1 tablespoon of ground coffee (medium grind) ≈ 5.3 grams
- Fine espresso grind: ~7–8 g per tablespoon
- Coarse French press grind: ~4–5 g per tablespoon
SCA Gold Cup Standard: The Specialty Coffee Association (SCA) “Gold Cup” standard for drip coffee is 55 g of coffee per liter of water (1:18 ratio). This is a starting point — individual taste preferences vary considerably.
Brew Ratio Reference Guide:
| Brew Method | Ratio (coffee:water) | Character |
|---|---|---|
| Drip / Pour Over | 1:16 (62.5 g/L) | Balanced, clean, bright |
| French Press | 1:12 (83 g/L) | Full body, bold, textured |
| Espresso | 1:2 (500 g/L) | Concentrated, intense |
| Cold Brew Concentrate | 1:4 (250 g/L) | Very strong — dilute before drinking |
| AeroPress | 1:12 (83 g/L) | Versatile, adaptable |
| Moka Pot | 1:7 (143 g/L) | Strong, espresso-like |
Strength Adjustment:
- 1:15 (67 g/L) → Bold and strong
- 1:17 (59 g/L) → Balanced, widely preferred
- 1:19 (53 g/L) → Light, delicate Adjust by 1 gram at a time — small changes are noticeable.
Espresso Specifics: The standard modern double espresso uses 18 g of coffee in and targets 36 g of liquid espresso out — a 1:2 ratio.

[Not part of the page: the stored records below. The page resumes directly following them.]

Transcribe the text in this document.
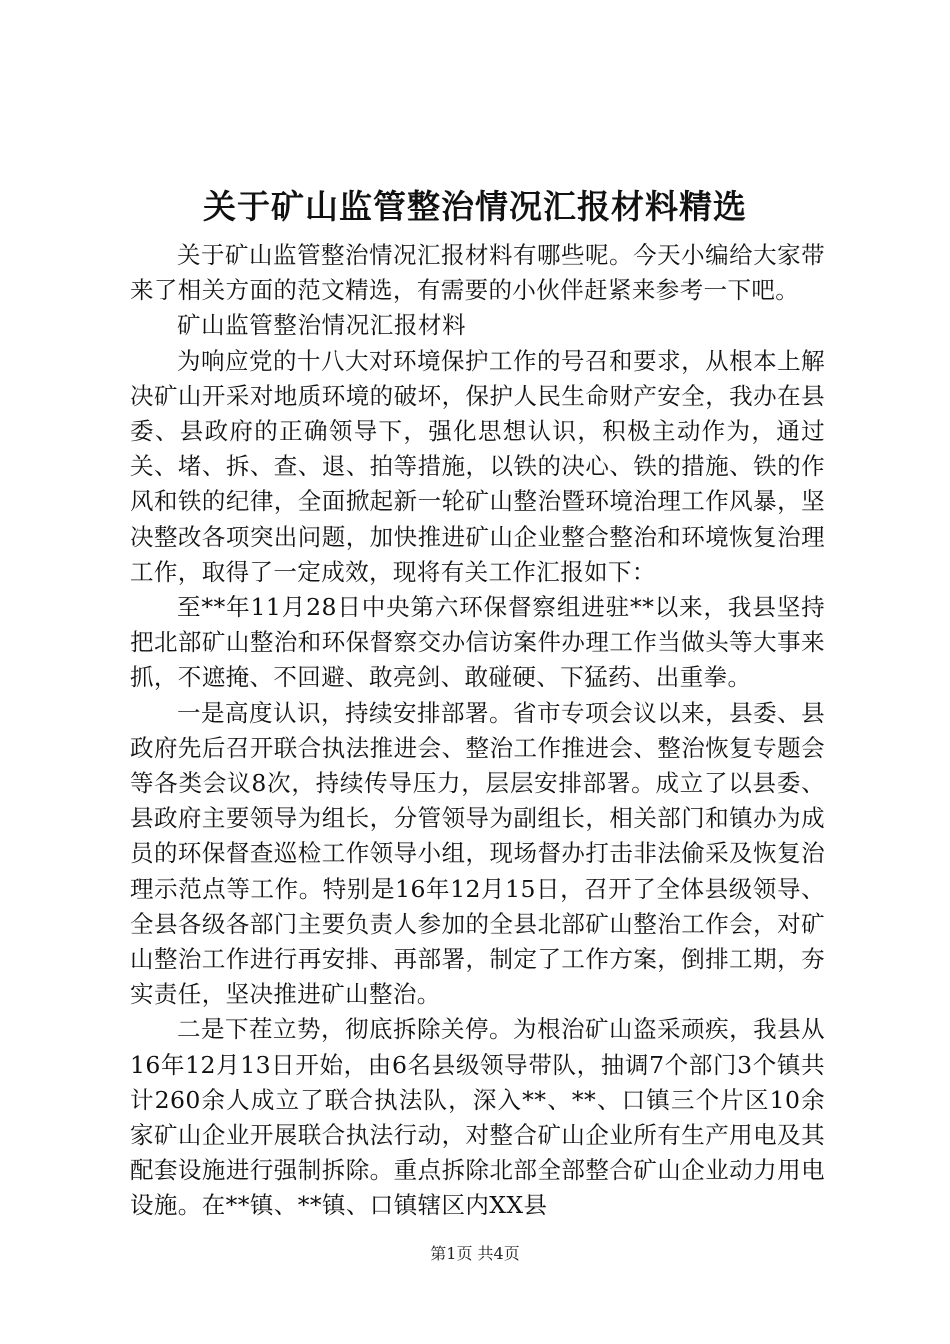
关于矿山监管整治情况汇报材料精选

关于矿山监管整治情况汇报材料有哪些呢。今天小编给大家带来了相关方面的范文精选，有需要的小伙伴赶紧来参考一下吧。

矿山监管整治情况汇报材料

为响应党的十八大对环境保护工作的号召和要求，从根本上解决矿山开采对地质环境的破坏，保护人民生命财产安全，我办在县委、县政府的正确领导下，强化思想认识，积极主动作为，通过关、堵、拆、查、退、拍等措施，以铁的决心、铁的措施、铁的作风和铁的纪律，全面掀起新一轮矿山整治暨环境治理工作风暴，坚决整改各项突出问题，加快推进矿山企业整合整治和环境恢复治理工作，取得了一定成效，现将有关工作汇报如下：

至**年11月28日中央第六环保督察组进驻**以来，我县坚持把北部矿山整治和环保督察交办信访案件办理工作当做头等大事来抓，不遮掩、不回避、敢亮剑、敢碰硬、下猛药、出重拳。

一是高度认识，持续安排部署。省市专项会议以来，县委、县政府先后召开联合执法推进会、整治工作推进会、整治恢复专题会等各类会议8次，持续传导压力，层层安排部署。成立了以县委、县政府主要领导为组长，分管领导为副组长，相关部门和镇办为成员的环保督查巡检工作领导小组，现场督办打击非法偷采及恢复治理示范点等工作。特别是16年12月15日，召开了全体县级领导、全县各级各部门主要负责人参加的全县北部矿山整治工作会，对矿山整治工作进行再安排、再部署，制定了工作方案，倒排工期，夯实责任，坚决推进矿山整治。

二是下茬立势，彻底拆除关停。为根治矿山盗采顽疾，我县从16年12月13日开始，由6名县级领导带队，抽调7个部门3个镇共计260余人成立了联合执法队，深入**、**、口镇三个片区10余家矿山企业开展联合执法行动，对整合矿山企业所有生产用电及其配套设施进行强制拆除。重点拆除北部全部整合矿山企业动力用电设施。在**镇、**镇、口镇辖区内XX县

第1页 共4页
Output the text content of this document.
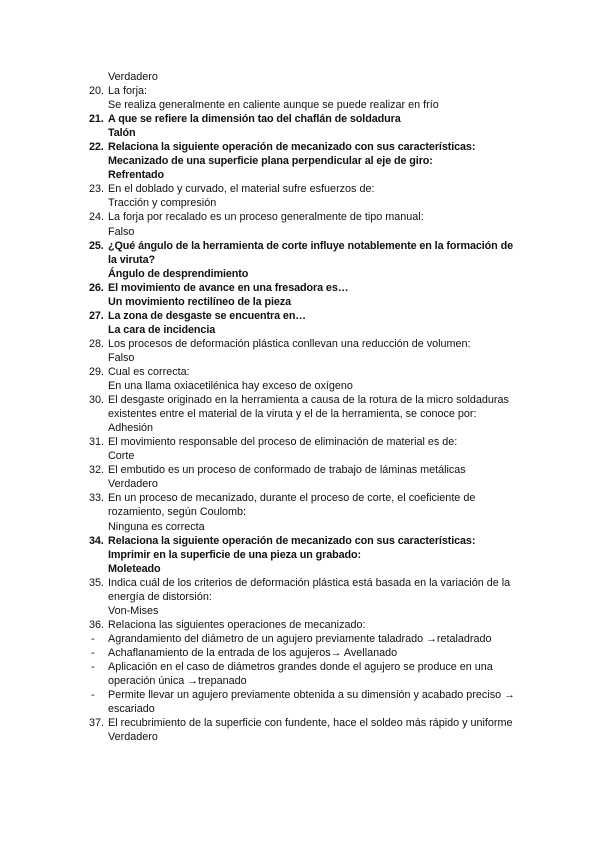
Verdadero
20. La forja:
Se realiza generalmente en caliente aunque se puede realizar en frío
21. A que se refiere la dimensión tao del chaflán de soldadura
Talón
22. Relaciona la siguiente operación de mecanizado con sus características:
Mecanizado de una superficie plana perpendicular al eje de giro:
Refrentado
23. En el doblado y curvado, el material sufre esfuerzos de:
Tracción y compresión
24. La forja por recalado es un proceso generalmente de tipo manual:
Falso
25. ¿Qué ángulo de la herramienta de corte influye notablemente en la formación de la viruta?
Ángulo de desprendimiento
26. El movimiento de avance en una fresadora es…
Un movimiento rectilíneo de la pieza
27. La zona de desgaste se encuentra en…
La cara de incidencia
28. Los procesos de deformación plástica conllevan una reducción de volumen:
Falso
29. Cual es correcta:
En una llama oxiacetilénica hay exceso de oxígeno
30. El desgaste originado en la herramienta a causa de la rotura de la micro soldaduras existentes entre el material de la viruta y el de la herramienta, se conoce por:
Adhesión
31. El movimiento responsable del proceso de eliminación de material es de:
Corte
32. El embutido es un proceso de conformado de trabajo de láminas metálicas
Verdadero
33. En un proceso de mecanizado, durante el proceso de corte, el coeficiente de rozamiento, según Coulomb:
Ninguna es correcta
34. Relaciona la siguiente operación de mecanizado con sus características:
Imprimir en la superficie de una pieza un grabado:
Moleteado
35. Indica cuál de los criterios de deformación plástica está basada en la variación de la energía de distorsión:
Von-Mises
36. Relaciona las siguientes operaciones de mecanizado:
- Agrandamiento del diámetro de un agujero previamente taladrado →retaladrado
- Achaflanamiento de la entrada de los agujeros→ Avellanado
- Aplicación en el caso de diámetros grandes donde el agujero se produce en una operación única →trepanado
- Permite llevar un agujero previamente obtenida a su dimensión y acabado preciso → escariado
37. El recubrimiento de la superficie con fundente, hace el soldeo más rápido y uniforme
Verdadero
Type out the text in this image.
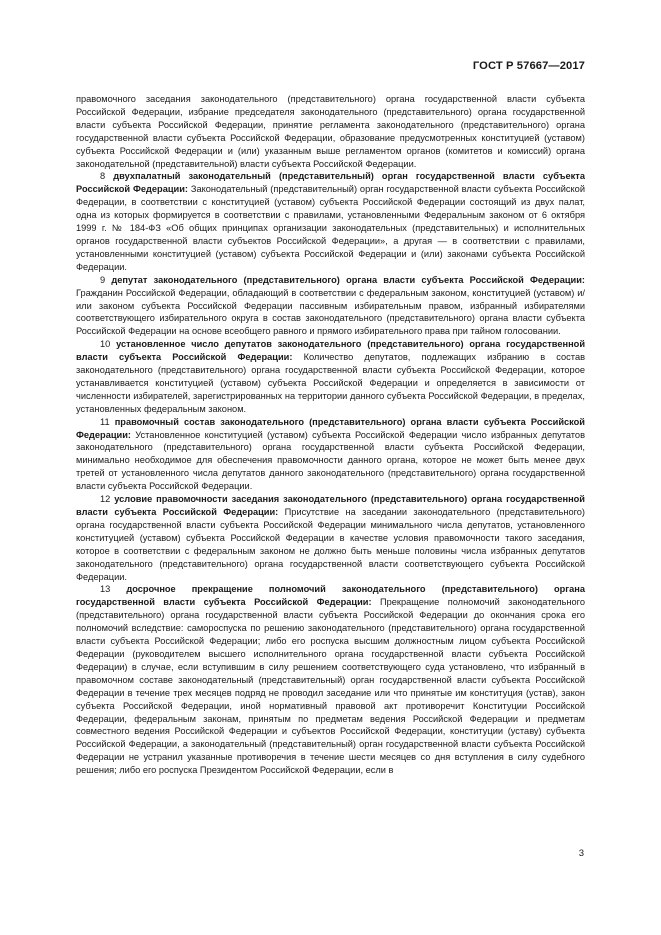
ГОСТ Р 57667—2017

правомочного заседания законодательного (представительного) органа государственной власти субъекта Российской Федерации, избрание председателя законодательного (представительного) органа государственной власти субъекта Российской Федерации, принятие регламента законодательного (представительного) органа государственной власти субъекта Российской Федерации, образование предусмотренных конституцией (уставом) субъекта Российской Федерации и (или) указанным выше регламентом органов (комитетов и комиссий) органа законодательной (представительной) власти субъекта Российской Федерации.

8 двухпалатный законодательный (представительный) орган государственной власти субъекта Российской Федерации: Законодательный (представительный) орган государственной власти субъекта Российской Федерации, в соответствии с конституцией (уставом) субъекта Российской Федерации состоящий из двух палат, одна из которых формируется в соответствии с правилами, установленными Федеральным законом от 6 октября 1999 г. № 184-ФЗ «Об общих принципах организации законодательных (представительных) и исполнительных органов государственной власти субъектов Российской Федерации», а другая — в соответствии с правилами, установленными конституцией (уставом) субъекта Российской Федерации и (или) законами субъекта Российской Федерации.

9 депутат законодательного (представительного) органа власти субъекта Российской Федерации: Гражданин Российской Федерации, обладающий в соответствии с федеральным законом, конституцией (уставом) и/или законом субъекта Российской Федерации пассивным избирательным правом, избранный избирателями соответствующего избирательного округа в состав законодательного (представительного) органа власти субъекта Российской Федерации на основе всеобщего равного и прямого избирательного права при тайном голосовании.

10 установленное число депутатов законодательного (представительного) органа государственной власти субъекта Российской Федерации: Количество депутатов, подлежащих избранию в состав законодательного (представительного) органа государственной власти субъекта Российской Федерации, которое устанавливается конституцией (уставом) субъекта Российской Федерации и определяется в зависимости от численности избирателей, зарегистрированных на территории данного субъекта Российской Федерации, в пределах, установленных федеральным законом.

11 правомочный состав законодательного (представительного) органа власти субъекта Российской Федерации: Установленное конституцией (уставом) субъекта Российской Федерации число избранных депутатов законодательного (представительного) органа государственной власти субъекта Российской Федерации, минимально необходимое для обеспечения правомочности данного органа, которое не может быть менее двух третей от установленного числа депутатов данного законодательного (представительного) органа государственной власти субъекта Российской Федерации.

12 условие правомочности заседания законодательного (представительного) органа государственной власти субъекта Российской Федерации: Присутствие на заседании законодательного (представительного) органа государственной власти субъекта Российской Федерации минимального числа депутатов, установленного конституцией (уставом) субъекта Российской Федерации в качестве условия правомочности такого заседания, которое в соответствии с федеральным законом не должно быть меньше половины числа избранных депутатов законодательного (представительного) органа государственной власти соответствующего субъекта Российской Федерации.

13 досрочное прекращение полномочий законодательного (представительного) органа государственной власти субъекта Российской Федерации: Прекращение полномочий законодательного (представительного) органа государственной власти субъекта Российской Федерации до окончания срока его полномочий вследствие: самороспуска по решению законодательного (представительного) органа государственной власти субъекта Российской Федерации; либо его роспуска высшим должностным лицом субъекта Российской Федерации (руководителем высшего исполнительного органа государственной власти субъекта Российской Федерации) в случае, если вступившим в силу решением соответствующего суда установлено, что избранный в правомочном составе законодательный (представительный) орган государственной власти субъекта Российской Федерации в течение трех месяцев подряд не проводил заседание или что принятые им конституция (устав), закон субъекта Российской Федерации, иной нормативный правовой акт противоречит Конституции Российской Федерации, федеральным законам, принятым по предметам ведения Российской Федерации и предметам совместного ведения Российской Федерации и субъектов Российской Федерации, конституции (уставу) субъекта Российской Федерации, а законодательный (представительный) орган государственной власти субъекта Российской Федерации не устранил указанные противоречия в течение шести месяцев со дня вступления в силу судебного решения; либо его роспуска Президентом Российской Федерации, если в

3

This is pulled in 25–30 seconds at 9 bars of pressure and 92–94°C. The yield weight (not volume) is what baristas measure, because crema volume varies.
Worked Example — 12-Cup Drip Pot: A 12-cup coffee maker uses 1.8 liters (1,800 ml) of water. At 1:16 ratio: Coffee needed = 1,800 / 16 = 112.5 g = 112.5 / 5.3 ≈ 21 tablespoons
The Bloom: For pour over and drip brewing, pour 2× the coffee weight in water first (e.g., 30g water for 15g coffee). Wait 30 seconds. This “bloom” allows CO₂ trapped in fresh coffee to escape. Fresh-roasted coffee degasses significantly; skipping the bloom causes uneven extraction. Coffee more than 2–3 weeks post-roast has already degassed and benefits less from blooming.
Temperature: Optimal extraction temperature is 92–96°C (197–205°F) — just off the boil. Boiling water (100°C) over-extracts and tastes bitter. Cold water under-extracts.